In the pre-independence period, a con game
was played in the name of nationalism. Only that party, that leader was
national (and could speak for the whole country) which was not opposed by the
Muslim League. In this reckoning, the Congress was an organization of Hindu
banias, but the Communist Party of India was a national organization. After
independence, the same game is played in the name of secularism. Only that
party, that leader, that programme or proposal is secular which is not opposed
by Muslims. The name has changed, participants have changed, but the game
remains unchanged. And so does its objective: to keep the Hindus on the
defensive.
How history repeats itself! Congress is
now saying about BJP whatever Jinnah used to say about Congress in 1940s: that
it is a party of Hindu banias, that Muslims can never expect justice from it,
that if it ever came to power then Muslims will have to fear for their lives
and so on. Again the object is the same: to use Muslims as political pawns to
delegitimize and checkmate nationalist sentiments.

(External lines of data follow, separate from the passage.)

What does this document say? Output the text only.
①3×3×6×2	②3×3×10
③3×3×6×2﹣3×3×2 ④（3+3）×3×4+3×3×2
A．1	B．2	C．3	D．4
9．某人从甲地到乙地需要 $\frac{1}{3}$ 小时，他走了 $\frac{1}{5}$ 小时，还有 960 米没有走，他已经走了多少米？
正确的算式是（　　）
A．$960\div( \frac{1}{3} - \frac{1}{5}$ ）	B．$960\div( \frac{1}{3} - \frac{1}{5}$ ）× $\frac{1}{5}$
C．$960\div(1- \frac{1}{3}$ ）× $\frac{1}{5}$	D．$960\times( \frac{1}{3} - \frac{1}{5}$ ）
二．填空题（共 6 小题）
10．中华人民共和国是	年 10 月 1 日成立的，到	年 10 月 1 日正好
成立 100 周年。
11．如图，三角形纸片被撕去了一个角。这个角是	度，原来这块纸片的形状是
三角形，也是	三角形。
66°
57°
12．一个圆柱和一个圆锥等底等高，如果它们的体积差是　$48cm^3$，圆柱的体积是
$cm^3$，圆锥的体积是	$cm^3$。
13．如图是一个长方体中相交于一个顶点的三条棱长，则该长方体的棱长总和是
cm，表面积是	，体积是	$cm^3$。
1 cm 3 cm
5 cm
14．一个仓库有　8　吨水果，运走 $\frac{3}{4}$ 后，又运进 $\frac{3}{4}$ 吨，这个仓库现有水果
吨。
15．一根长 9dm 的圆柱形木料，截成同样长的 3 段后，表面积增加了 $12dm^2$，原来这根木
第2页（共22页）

Narendra Modi has the power to break this
game. Without a single Muslim vote, without making any special or specific
gesture to Muslims, he has swept assembly elections, not once, but twice, in Gujarat . He has demonstrated that if Hindus stand solidly
behind any leader, he does not have to flatter Muslims. This is why he is
regarded as a mortal enemy by most Muslims, all brokers of Muslim votes, and
all parties hankering after the Muslim votebank.
If Modi can replicate at the national
level what he has done in Gujarat , it will
decisively break the stranglehold of Muslim votebanks on Indian politics,
breathe a new self-confidence in Hindu society and force a rethink among Hindu
politicians in non-BJP parties. Muslims will become just one of the many groups
in Indian politics and thus join the national mainstream.
Whether Modi is interested in attempting
this feat, whether BJP will give him an opportunity to make such an attempt is,
of course, another matter. His sadbhavna
yatras have aroused speculation that he, too, may be craving
acceptability among circles that want BJP to shed every trace of Hinduness. As
to BJP, it does not deserve a single Hindu vote as of now as a party of Hindu
nationalism. But that does not affect the position outlined in the earlier
passages.
If the BJP really regards itself as a party
of Indian nationalism, it should distance itself from those hankering after the
12 per cent votebank and announce Narendra Modi as its prime ministerial
candidate for 2014 Lok Sabha election.